Tehdit ekseni: Netanyahu 'Yemen', Mossad 'İran' diyor
Direniş cephesinin doğu kısmıyla İsrail-ABD arasındaki gerginlik büyüyor. Olaylı hafta sonunun ardından yanıtın hangi ülkeye verileceği tartışılıyor. İsrail basını her iki hedefle ilgili şüphelerini dile getirirken, Türkiye'yi İran'a karşı kullanma fikrini işleyen bir makale dikkatlerden kaçmıyor
Yemen, cumartesiyi pazara bağlayan gece Kızıldeniz'de düşen F/A-18 Süper Hornet'in sorumluluğunu üstlendi. ABD, savaş jetinin, Yemen'e düzenlenen operasyon sırasında “dost ateşi” ile vurulduğunu duyurmuştu. Yemen Ordu Sözcüsü Tuğgeneral Yahya Seri, pazar akşamı yaptığı açıklamada, “Düşmanın ülkemize yönelik saldırısının başlangıcında uçak gemisi USS Harry S. Truman ve bir dizi savaş gemisinin hedef alınmasıyla Amerikan-İngiliz saldırısını engellemeyi başardık.” dedi. Ensarullah güçleri ABD saldırısını engelleme girişiminde sekiz seyir füzesi ve 17 insansız hava aracının kullanıldığını belirtti.

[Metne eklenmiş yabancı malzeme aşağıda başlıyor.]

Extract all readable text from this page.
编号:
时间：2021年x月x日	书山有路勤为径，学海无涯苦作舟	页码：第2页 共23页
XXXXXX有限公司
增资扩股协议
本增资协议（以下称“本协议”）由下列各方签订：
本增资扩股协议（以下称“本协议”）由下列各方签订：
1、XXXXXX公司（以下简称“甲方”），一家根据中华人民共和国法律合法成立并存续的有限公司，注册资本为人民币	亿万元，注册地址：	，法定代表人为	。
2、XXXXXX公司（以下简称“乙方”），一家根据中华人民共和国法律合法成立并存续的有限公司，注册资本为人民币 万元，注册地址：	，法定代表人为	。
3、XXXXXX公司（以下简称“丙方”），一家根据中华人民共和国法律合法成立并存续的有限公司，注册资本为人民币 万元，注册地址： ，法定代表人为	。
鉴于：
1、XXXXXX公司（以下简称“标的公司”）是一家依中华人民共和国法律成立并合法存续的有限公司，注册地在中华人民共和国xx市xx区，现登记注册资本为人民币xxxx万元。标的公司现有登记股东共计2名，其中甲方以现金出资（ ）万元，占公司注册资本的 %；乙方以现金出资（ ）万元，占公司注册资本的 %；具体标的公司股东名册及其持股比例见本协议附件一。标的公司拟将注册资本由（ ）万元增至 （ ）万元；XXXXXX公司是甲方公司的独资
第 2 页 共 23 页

Tuğgeneral Seri, Yemen operasyonun nelere yol açtığını şu ifadelerle bildirdi:
“Savaş gemileri, Yemen İHA ve füzeleriyle mücadele etmeye çalışırken bir Amerikan F/A-18 jeti düşürüldü.
“Düşman savaş uçaklarının çoğu, uçak gemisi hedef alınırken onu savunmak için Yemen hava sahasını terk ederek Kızıldeniz'deki uluslararası sulara geçti.

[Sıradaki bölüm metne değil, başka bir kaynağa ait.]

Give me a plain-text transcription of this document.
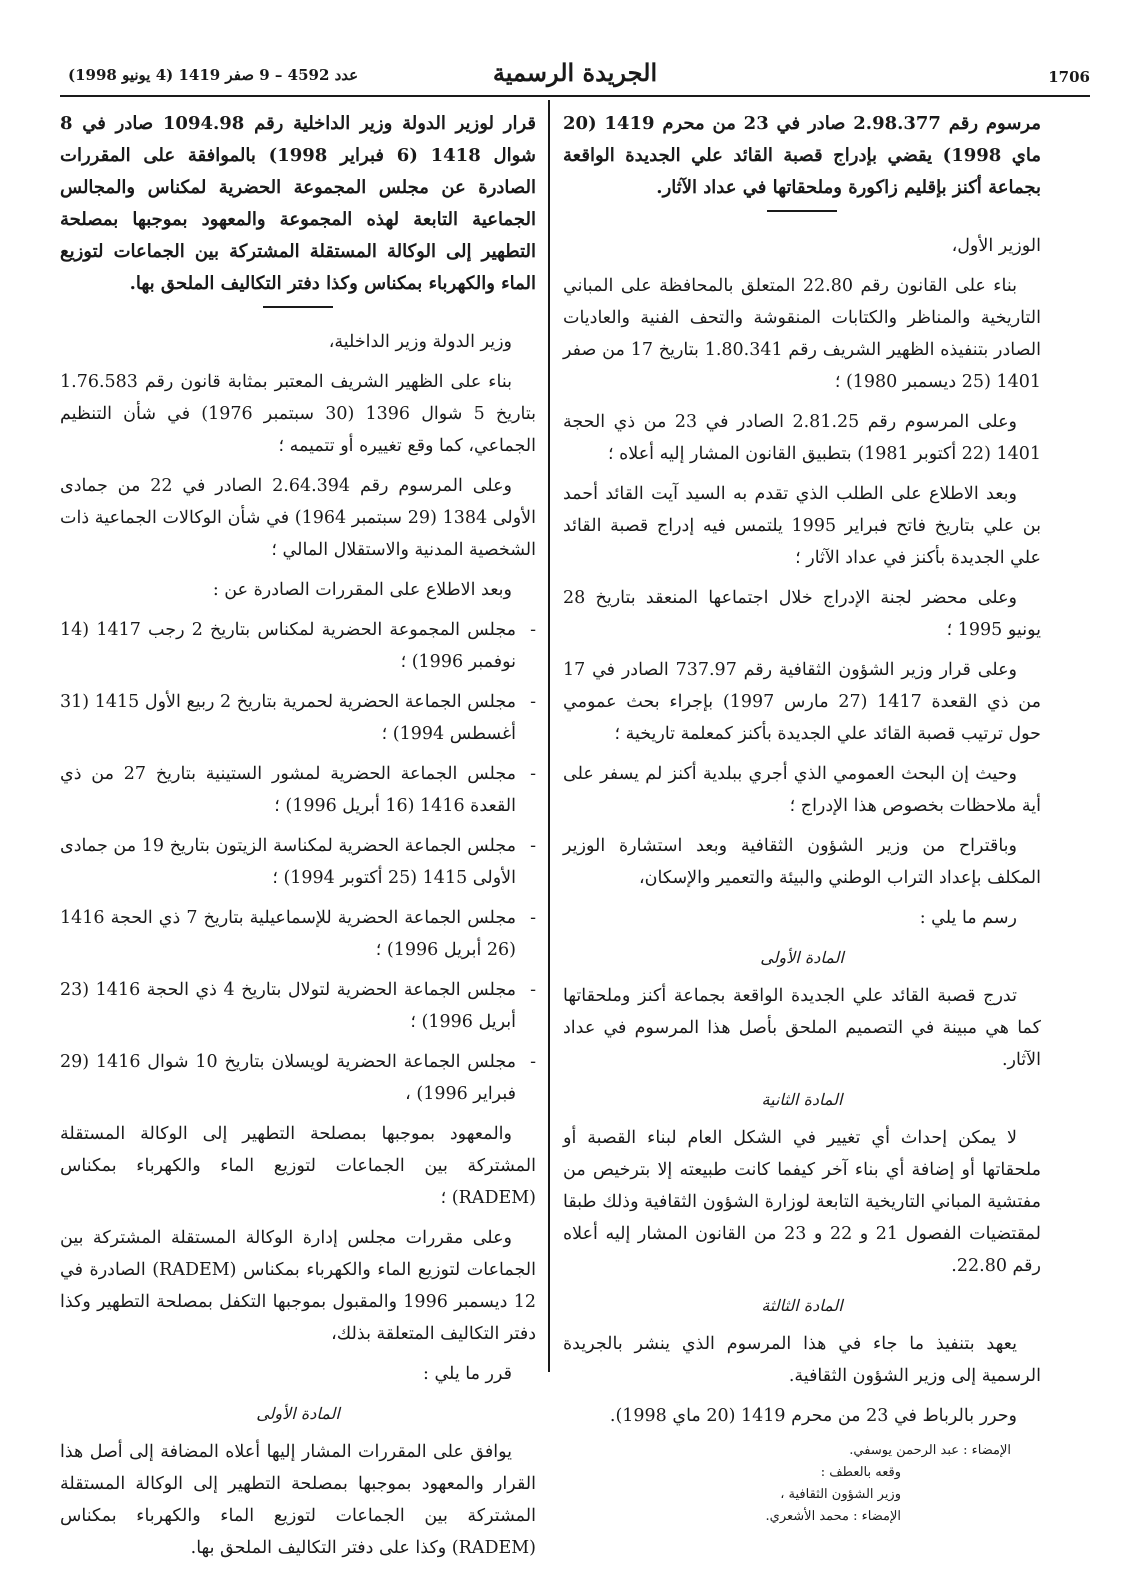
عدد 4592 – 9 صفر 1419 (4 يونيو 1998)	الجريدة الرسمية	1706

مرسوم رقم 2.98.377 صادر في 23 من محرم 1419 (20 ماي 1998) يقضي بإدراج قصبة القائد علي الجديدة الواقعة بجماعة أكنز بإقليم زاكورة وملحقاتها في عداد الآثار.

الوزير الأول،

بناء على القانون رقم 22.80 المتعلق بالمحافظة على المباني التاريخية والمناظر والكتابات المنقوشة والتحف الفنية والعاديات الصادر بتنفيذه الظهير الشريف رقم 1.80.341 بتاريخ 17 من صفر 1401 (25 ديسمبر 1980) ؛

وعلى المرسوم رقم 2.81.25 الصادر في 23 من ذي الحجة 1401 (22 أكتوبر 1981) بتطبيق القانون المشار إليه أعلاه ؛

وبعد الاطلاع على الطلب الذي تقدم به السيد آيت القائد أحمد بن علي بتاريخ فاتح فبراير 1995 يلتمس فيه إدراج قصبة القائد علي الجديدة بأكنز في عداد الآثار ؛

وعلى محضر لجنة الإدراج خلال اجتماعها المنعقد بتاريخ 28 يونيو 1995 ؛

وعلى قرار وزير الشؤون الثقافية رقم 737.97 الصادر في 17 من ذي القعدة 1417 (27 مارس 1997) بإجراء بحث عمومي حول ترتيب قصبة القائد علي الجديدة بأكنز كمعلمة تاريخية ؛

وحيث إن البحث العمومي الذي أجري ببلدية أكنز لم يسفر على أية ملاحظات بخصوص هذا الإدراج ؛

وباقتراح من وزير الشؤون الثقافية وبعد استشارة الوزير المكلف بإعداد التراب الوطني والبيئة والتعمير والإسكان،

رسم ما يلي :

المادة الأولى

تدرج قصبة القائد علي الجديدة الواقعة بجماعة أكنز وملحقاتها كما هي مبينة في التصميم الملحق بأصل هذا المرسوم في عداد الآثار.

المادة الثانية

لا يمكن إحداث أي تغيير في الشكل العام لبناء القصبة أو ملحقاتها أو إضافة أي بناء آخر كيفما كانت طبيعته إلا بترخيص من مفتشية المباني التاريخية التابعة لوزارة الشؤون الثقافية وذلك طبقا لمقتضيات الفصول 21 و 22 و 23 من القانون المشار إليه أعلاه رقم 22.80.

المادة الثالثة

يعهد بتنفيذ ما جاء في هذا المرسوم الذي ينشر بالجريدة الرسمية إلى وزير الشؤون الثقافية.

وحرر بالرباط في 23 من محرم 1419 (20 ماي 1998).

الإمضاء : عبد الرحمن يوسفي.

وقعه بالعطف :

وزير الشؤون الثقافية ،

الإمضاء : محمد الأشعري.

قرار لوزير الدولة وزير الداخلية رقم 1094.98 صادر في 8 شوال 1418 (6 فبراير 1998) بالموافقة على المقررات الصادرة عن مجلس المجموعة الحضرية لمكناس والمجالس الجماعية التابعة لهذه المجموعة والمعهود بموجبها بمصلحة التطهير إلى الوكالة المستقلة المشتركة بين الجماعات لتوزيع الماء والكهرباء بمكناس وكذا دفتر التكاليف الملحق بها.

وزير الدولة وزير الداخلية،

بناء على الظهير الشريف المعتبر بمثابة قانون رقم 1.76.583 بتاريخ 5 شوال 1396 (30 سبتمبر 1976) في شأن التنظيم الجماعي، كما وقع تغييره أو تتميمه ؛

وعلى المرسوم رقم 2.64.394 الصادر في 22 من جمادى الأولى 1384 (29 سبتمبر 1964) في شأن الوكالات الجماعية ذات الشخصية المدنية والاستقلال المالي ؛

وبعد الاطلاع على المقررات الصادرة عن :

-
مجلس المجموعة الحضرية لمكناس بتاريخ 2 رجب 1417 (14 نوفمبر 1996) ؛
-
مجلس الجماعة الحضرية لحمرية بتاريخ 2 ربيع الأول 1415 (31 أغسطس 1994) ؛
-
مجلس الجماعة الحضرية لمشور الستينية بتاريخ 27 من ذي القعدة 1416 (16 أبريل 1996) ؛
-
مجلس الجماعة الحضرية لمكناسة الزيتون بتاريخ 19 من جمادى الأولى 1415 (25 أكتوبر 1994) ؛
-
مجلس الجماعة الحضرية للإسماعيلية بتاريخ 7 ذي الحجة 1416 (26 أبريل 1996) ؛
-
مجلس الجماعة الحضرية لتولال بتاريخ 4 ذي الحجة 1416 (23 أبريل 1996) ؛
-
مجلس الجماعة الحضرية لويسلان بتاريخ 10 شوال 1416 (29 فبراير 1996) ،

والمعهود بموجبها بمصلحة التطهير إلى الوكالة المستقلة المشتركة بين الجماعات لتوزيع الماء والكهرباء بمكناس (RADEM) ؛

وعلى مقررات مجلس إدارة الوكالة المستقلة المشتركة بين الجماعات لتوزيع الماء والكهرباء بمكناس (RADEM) الصادرة في 12 ديسمبر 1996 والمقبول بموجبها التكفل بمصلحة التطهير وكذا دفتر التكاليف المتعلقة بذلك،

قرر ما يلي :

المادة الأولى

يوافق على المقررات المشار إليها أعلاه المضافة إلى أصل هذا القرار والمعهود بموجبها بمصلحة التطهير إلى الوكالة المستقلة المشتركة بين الجماعات لتوزيع الماء والكهرباء بمكناس (RADEM) وكذا على دفتر التكاليف الملحق بها.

“Düşmanın Yemen topraklarına yönelik saldırısı başarısız oldu.
“USS Harry S. Truman uçak gemisi, Yemen ordusunun birden fazla saldırısına maruz kaldıktan sonra, önceki konumundan Kızıldeniz'in kuzeyine doğru geri çekildi.”
GÖZDAĞI ÇABALARI
F/A-18'ün düşürülmesiyle sonuçlanan operasyondan 24 saat önce Yemen, Tel Aviv'i Filistin 2 hipersonik balistik füzesiyle doğrudan vurmuş, 30 kişinin yaralanmasına neden olmasının yanı sıra Times of Israel'e göre “milyonlarca İsrailliyi gecenin 03.44'ünde sığınaklara koşturmuştu.”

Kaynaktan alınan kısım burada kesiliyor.